ENERGÍA

La AIE presenta sus medidas anticrisis

La crisis pro­vo­cada por la pan­demia es una oca­sión para poner al sector ener­gé­tico en el ca­mino de la sos­te­ni­bi­li­dad, con cre­ci­miento global y em­pleo. Así lo ase­gura la Agencia Internacional de la Energía ante los planes de ayuda puestos en marcha por los go­biernos y los bancos cen­trales para in­cen­tivar la reac­ti­va­ción.

La agencia calcula que con una inversión de alrededor de un billón (europeo) de dólares anuales en los tres próximos ejercicios, equivalente al 0,7% del Producto Interior Bruto mundial, el crecimiento se aceleraría en 1,1 puntos de media al año. De tal modo, en 2023 el PIB global sería un 3,5% superior al que habría sin el plan para la energía. Eso permitiría salvar o crear nueve millones de empleos al año durante el próximo trienio.

Una aportación importante, pues según el estudio realizado por la AIE, de los 40 millones de personas que trabajan en el sector energético tres millones pueden perder su trabajo con la crisis del coronavirus, y otros tres millones están en riesgo en actividades anexas, como el automóvil, la industria y la construcción.

La gran mayoría de las nuevas creaciones de puestos de trabajo, de hecho, serían para la reforma de viviendas y otras medidas de eficiencia energética, así como para la electricidad, particularmente en la construcción y el mantenimiento de redes y de instalaciones de generación renovables.

El plan propuesto tiene una sólida base medioambiental pues reduciría las emisiones de gases de efecto invernadero, principalmente dióxido de carbono, en unos 4.500 millones de toneladas y disminuiría en un 5% las causantes de contaminación atmosférica, con las implicaciones beneficiosas que eso tendría para la salud.

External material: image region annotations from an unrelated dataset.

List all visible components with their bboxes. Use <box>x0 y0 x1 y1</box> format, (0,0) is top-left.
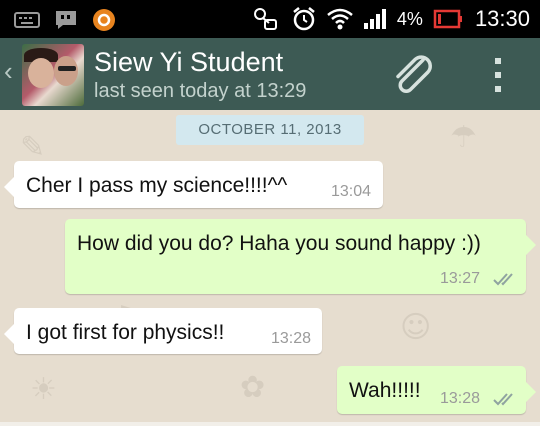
battery-low-icon <box>433 9 463 29</box>
message-time: 13:28 <box>440 390 481 407</box>
message-text: How did you do? Haha you sound happy :)) <box>77 232 481 255</box>
app-notification-icon <box>92 8 116 32</box>
voicemail-icon <box>251 6 281 32</box>
message-bubble-outgoing[interactable]: Wah!!!!! 13:28 <box>337 366 536 414</box>
date-divider: OCTOBER 11, 2013 <box>176 115 364 145</box>
input-area-edge <box>0 422 540 426</box>
message-text: Wah!!!!! <box>349 379 421 402</box>
status-bar: 4% 13:30 <box>0 0 540 38</box>
notification-icons <box>14 8 116 32</box>
chevron-left-icon[interactable]: ‹ <box>4 58 13 84</box>
conversation-header[interactable]: ‹ Siew Yi Student last seen today at 13:… <box>0 38 540 110</box>
wifi-icon <box>327 8 353 30</box>
message-text: Cher I pass my science!!!!^^ <box>26 174 288 197</box>
message-time: 13:04 <box>331 183 372 200</box>
alarm-icon <box>291 6 317 32</box>
message-bubble-incoming[interactable]: I got first for physics!! 13:28 <box>4 308 322 354</box>
message-bubble-incoming[interactable]: Cher I pass my science!!!!^^ 13:04 <box>4 161 383 208</box>
clock: 13:30 <box>474 6 530 31</box>
wallpaper-doodle-icon: ✎ <box>20 130 46 165</box>
attach-button[interactable] <box>390 52 438 100</box>
chat-notification-icon <box>54 9 78 31</box>
battery-percent: 4% <box>396 8 423 29</box>
contact-name[interactable]: Siew Yi Student <box>94 47 283 78</box>
paperclip-icon <box>396 55 432 93</box>
message-time: 13:28 <box>271 330 312 347</box>
keyboard-icon <box>14 11 40 29</box>
overflow-menu-button[interactable] <box>488 56 508 94</box>
avatar[interactable] <box>22 44 84 106</box>
wallpaper-doodle-icon: ☺ <box>400 310 432 345</box>
double-tick-icon <box>493 273 513 286</box>
wallpaper-doodle-icon: ☀ <box>30 372 57 407</box>
message-bubble-outgoing[interactable]: How did you do? Haha you sound happy :))… <box>65 219 536 294</box>
message-list[interactable]: ✎ ☂ ♫ ☺ ✿ ☀ OCTOBER 11, 2013 Cher I pass… <box>0 110 540 426</box>
signal-icon <box>363 8 387 30</box>
wallpaper-doodle-icon: ✿ <box>240 370 266 405</box>
system-icons: 4% 13:30 <box>251 0 530 38</box>
overflow-menu-icon <box>495 58 501 64</box>
wallpaper-doodle-icon: ☂ <box>450 120 477 155</box>
message-text: I got first for physics!! <box>26 321 225 344</box>
last-seen-status: last seen today at 13:29 <box>94 80 307 102</box>
message-time: 13:27 <box>440 270 481 287</box>
double-tick-icon <box>493 393 513 406</box>
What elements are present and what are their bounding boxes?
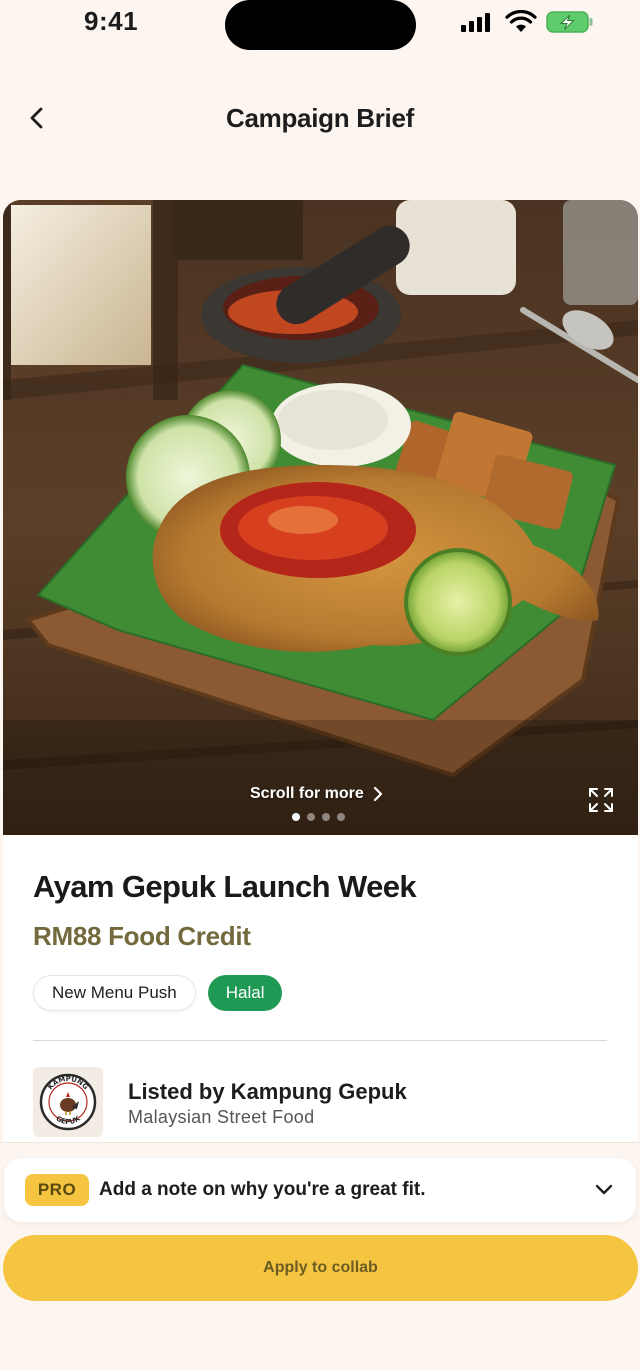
divider: [33, 1040, 607, 1041]
tag-list: New Menu Push Halal: [33, 975, 283, 1011]
campaign-details: Ayam Gepuk Launch Week RM88 Food Credit …: [3, 835, 638, 1142]
merchant-category: Malaysian Street Food: [128, 1107, 315, 1127]
pro-badge: PRO: [25, 1174, 89, 1206]
merchant-logo[interactable]: KAMPUNG GEPUK: [33, 1067, 103, 1137]
carousel-dot[interactable]: [292, 813, 300, 821]
scroll-for-more-label: Scroll for more: [250, 785, 364, 802]
status-time: 9:41: [84, 6, 139, 36]
expand-fullscreen-icon[interactable]: [587, 786, 615, 814]
add-note-expander[interactable]: PRO Add a note on why you're a great fit…: [4, 1158, 636, 1222]
wifi-icon: [505, 10, 537, 32]
cellular-signal-icon: [461, 12, 490, 32]
carousel-dot[interactable]: [322, 813, 330, 821]
nav-header: Campaign Brief: [0, 95, 640, 141]
tag-new-menu-push: New Menu Push: [33, 975, 196, 1011]
page-title: Campaign Brief: [226, 103, 414, 133]
carousel-dot[interactable]: [307, 813, 315, 821]
status-bar: 9:41: [0, 0, 640, 50]
carousel-page-indicator[interactable]: [292, 813, 345, 821]
chevron-down-icon[interactable]: [592, 1178, 616, 1202]
reward-amount: RM88 Food Credit: [33, 921, 251, 951]
battery-charging-icon: [546, 11, 593, 33]
tag-halal: Halal: [207, 975, 283, 1011]
kampung-gepuk-logo: KAMPUNG GEPUK: [39, 1073, 97, 1131]
merchant-name[interactable]: Listed by Kampung Gepuk: [128, 1079, 407, 1105]
food-photo: [3, 200, 638, 835]
campaign-title: Ayam Gepuk Launch Week: [33, 869, 417, 904]
scroll-for-more-link[interactable]: Scroll for more: [250, 785, 384, 803]
hero-image-carousel[interactable]: Scroll for more: [3, 200, 638, 835]
dynamic-island: [225, 0, 416, 50]
add-note-prompt: Add a note on why you're a great fit.: [99, 1179, 426, 1200]
carousel-dot[interactable]: [337, 813, 345, 821]
apply-to-collab-button[interactable]: Apply to collab: [3, 1235, 638, 1301]
chevron-right-icon: [373, 786, 382, 802]
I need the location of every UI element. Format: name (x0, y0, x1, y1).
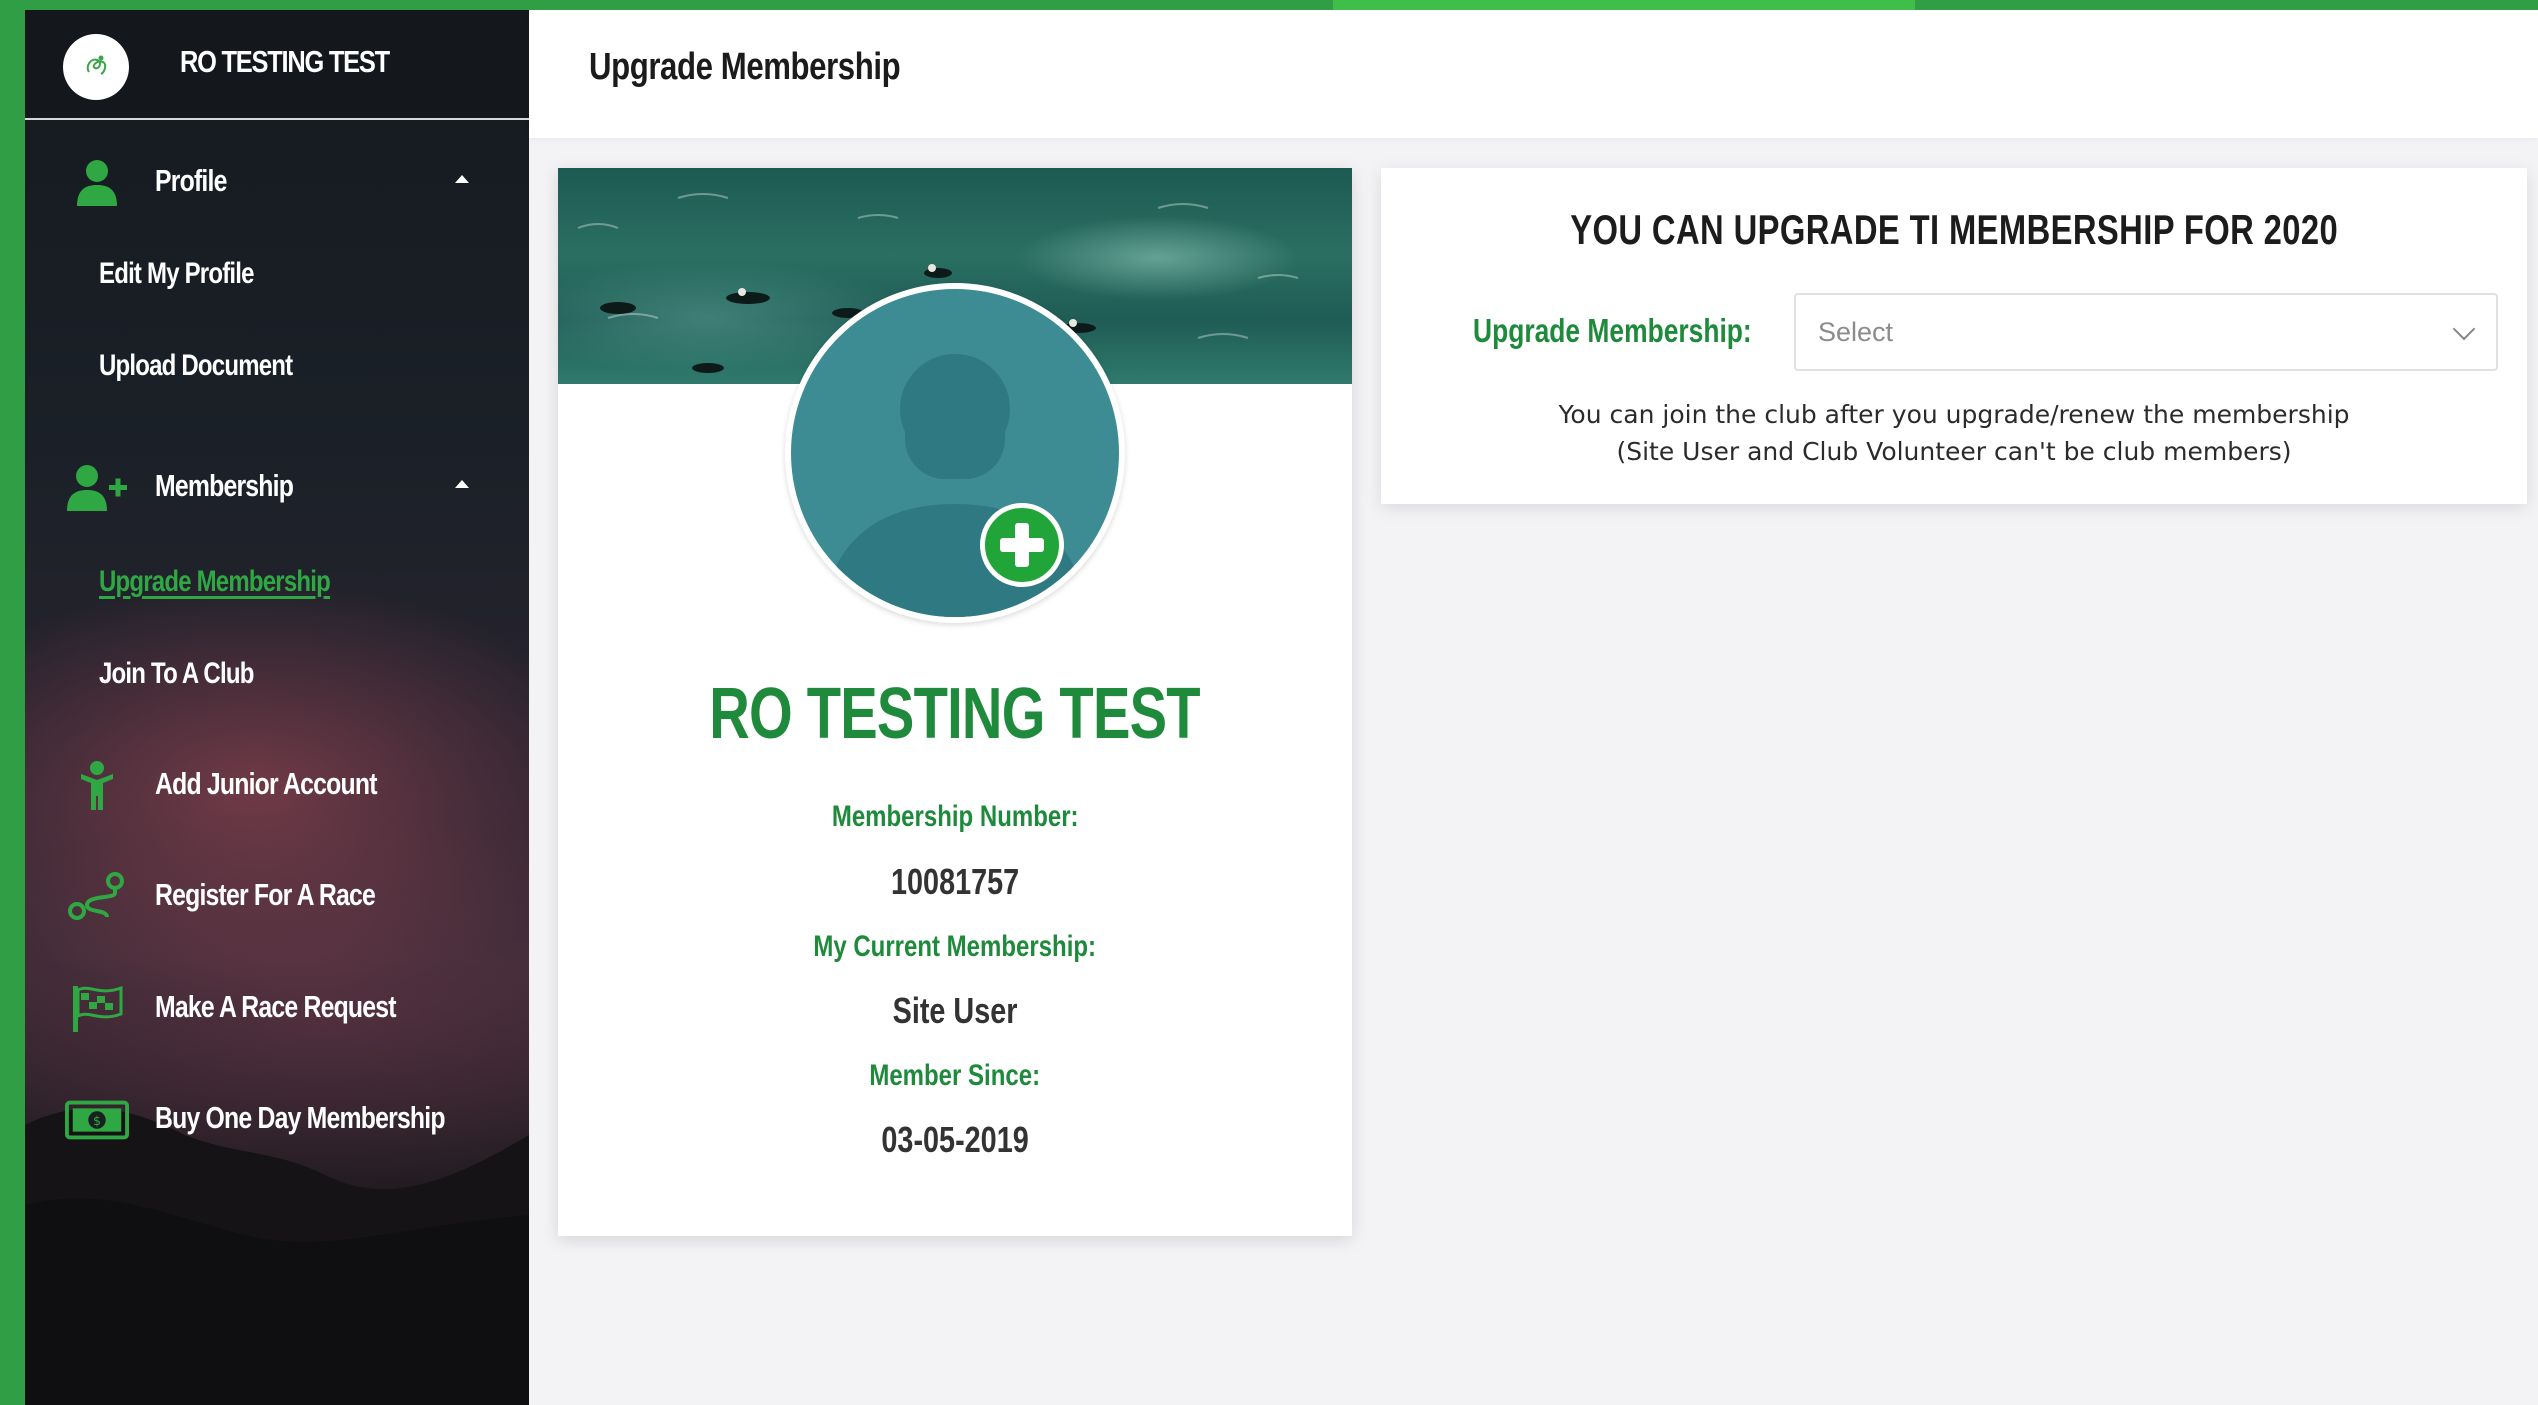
profile-card: RO TESTING TEST Membership Number: 10081… (558, 168, 1352, 1236)
sidebar-item-label: Profile (155, 163, 227, 198)
upgrade-heading: YOU CAN UPGRADE TI MEMBERSHIP FOR 2020 (1570, 206, 2338, 253)
sidebar-header: RO TESTING TEST (25, 10, 529, 120)
page-title: Upgrade Membership (589, 46, 901, 88)
money-bill-icon: $ (65, 1092, 129, 1148)
select-placeholder: Select (1818, 317, 1894, 347)
app-title: RO TESTING TEST (180, 44, 390, 79)
upgrade-note-line-2: (Site User and Club Volunteer can't be c… (1616, 437, 2292, 466)
upgrade-panel: YOU CAN UPGRADE TI MEMBERSHIP FOR 2020 U… (1381, 168, 2527, 504)
app-frame: RO TESTING TEST Profile Edit My Profile … (0, 0, 2538, 1405)
top-accent-strip (0, 0, 2538, 10)
avatar[interactable] (785, 283, 1125, 623)
route-icon (65, 869, 129, 925)
plus-icon (1000, 523, 1044, 567)
sidebar-item-label: Membership (155, 468, 294, 503)
sidebar-item-race-request[interactable]: Make A Race Request (25, 971, 529, 1041)
membership-number-value: 10081757 (890, 861, 1020, 902)
member-since-value: 03-05-2019 (881, 1119, 1029, 1160)
sidebar-subitem-join-club[interactable]: Join To A Club (99, 657, 254, 691)
current-membership-label: My Current Membership: (813, 930, 1097, 963)
sidebar-subitem-edit-profile[interactable]: Edit My Profile (99, 257, 254, 291)
sidebar-item-label: Make A Race Request (155, 989, 397, 1024)
sidebar-subitem-upgrade-membership[interactable]: Upgrade Membership (99, 565, 331, 599)
add-photo-button[interactable] (980, 503, 1064, 587)
sidebar-subitem-upload-document[interactable]: Upload Document (99, 349, 293, 383)
caret-up-icon (455, 480, 469, 488)
caret-up-icon (455, 175, 469, 183)
sidebar-item-membership[interactable]: Membership (25, 450, 529, 520)
left-accent-edge (0, 0, 25, 1405)
upgrade-membership-select[interactable]: Select (1794, 293, 2498, 371)
upgrade-membership-label: Upgrade Membership: (1473, 312, 1752, 349)
svg-text:$: $ (93, 1113, 101, 1128)
sidebar-item-label: Register For A Race (155, 877, 376, 912)
sidebar-item-label: Add Junior Account (155, 766, 377, 801)
membership-number-label: Membership Number: (831, 800, 1079, 833)
sidebar-item-add-junior-account[interactable]: Add Junior Account (25, 748, 529, 818)
sidebar: RO TESTING TEST Profile Edit My Profile … (25, 10, 529, 1405)
chevron-down-icon (2452, 317, 2476, 341)
member-name: RO TESTING TEST (709, 674, 1201, 754)
checkered-flag-icon (65, 981, 129, 1037)
sidebar-item-register-race[interactable]: Register For A Race (25, 859, 529, 929)
child-icon (65, 758, 129, 814)
sidebar-item-buy-day-membership[interactable]: $ Buy One Day Membership (25, 1082, 529, 1152)
sidebar-background-mountains (25, 1108, 529, 1405)
user-plus-icon (65, 460, 129, 516)
page-header: Upgrade Membership (529, 10, 2538, 138)
sidebar-item-label: Buy One Day Membership (155, 1100, 446, 1135)
upgrade-note-line-1: You can join the club after you upgrade/… (1558, 400, 2350, 429)
current-membership-value: Site User (892, 990, 1018, 1031)
app-logo-icon[interactable] (63, 34, 129, 100)
sidebar-item-profile[interactable]: Profile (25, 145, 529, 215)
member-since-label: Member Since: (869, 1059, 1041, 1092)
user-icon (65, 155, 129, 211)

De implementarse correctamente, 2019 marcaría el pico histórico de emisiones de CO2 y se iniciaría una tendencia descendente duradera para poner al mundo en disposición de cumplir los objetivos climáticos de largo plazo, incluido el Acuerdo de París. Adicionalmente, 420 millones de personas en países pobres tendrían acceso a sistemas limpios para cocinar, al prescindir por ejemplo de la leña o el carbón, y 270 millones quedarían conectados a la electricidad.

Para ello, la AIE propone en su informe actuar en seis sectores claves: la electricidad, el transporte, la industria, la construcción, los combustibles y las tecnologías emergentes.

Entre las medidas más destacadas se sugiere un mayor y más rápido despliegue de energías renovables como la solar y la eólica o una expansión y modernización de las redes eléctricas; mejorar la eficiencia energética de los edificios o favorecer un transporte más limpio con vehículos eléctricos y más eficientes, así como trenes de alta velocidad.

También apuesta por la producción y el uso de combustibles más sostenibles y el impulso de la innovación de tecnologías "cruciales" como el hidrógeno, las baterías, la captura y el almacenamiento de carbono o pequeños reactores nucleares modulares.

La agencia, que ha trabajado con el Fondo Monetario Internacional para la elaboración de este informe, parte de la hipótesis de que la crisis provocará un bajón del 6% del PIB mundial este año y de que solo durante el actual trimestre se perderán unos 300 millones de empleos. El choque va a tener fuertes consecuencias también para el sector de la energía, y una de ellas es un hundimiento del 20% de las inversiones durante este año.

La crisis, por tanto, supone una gran oportunidad para realizar cambios significativos, donde las “utilities” españolas, sobre todo aquellas con más peso en energías renovables, deben tener un papel relevante en la reconstrucción de la economía.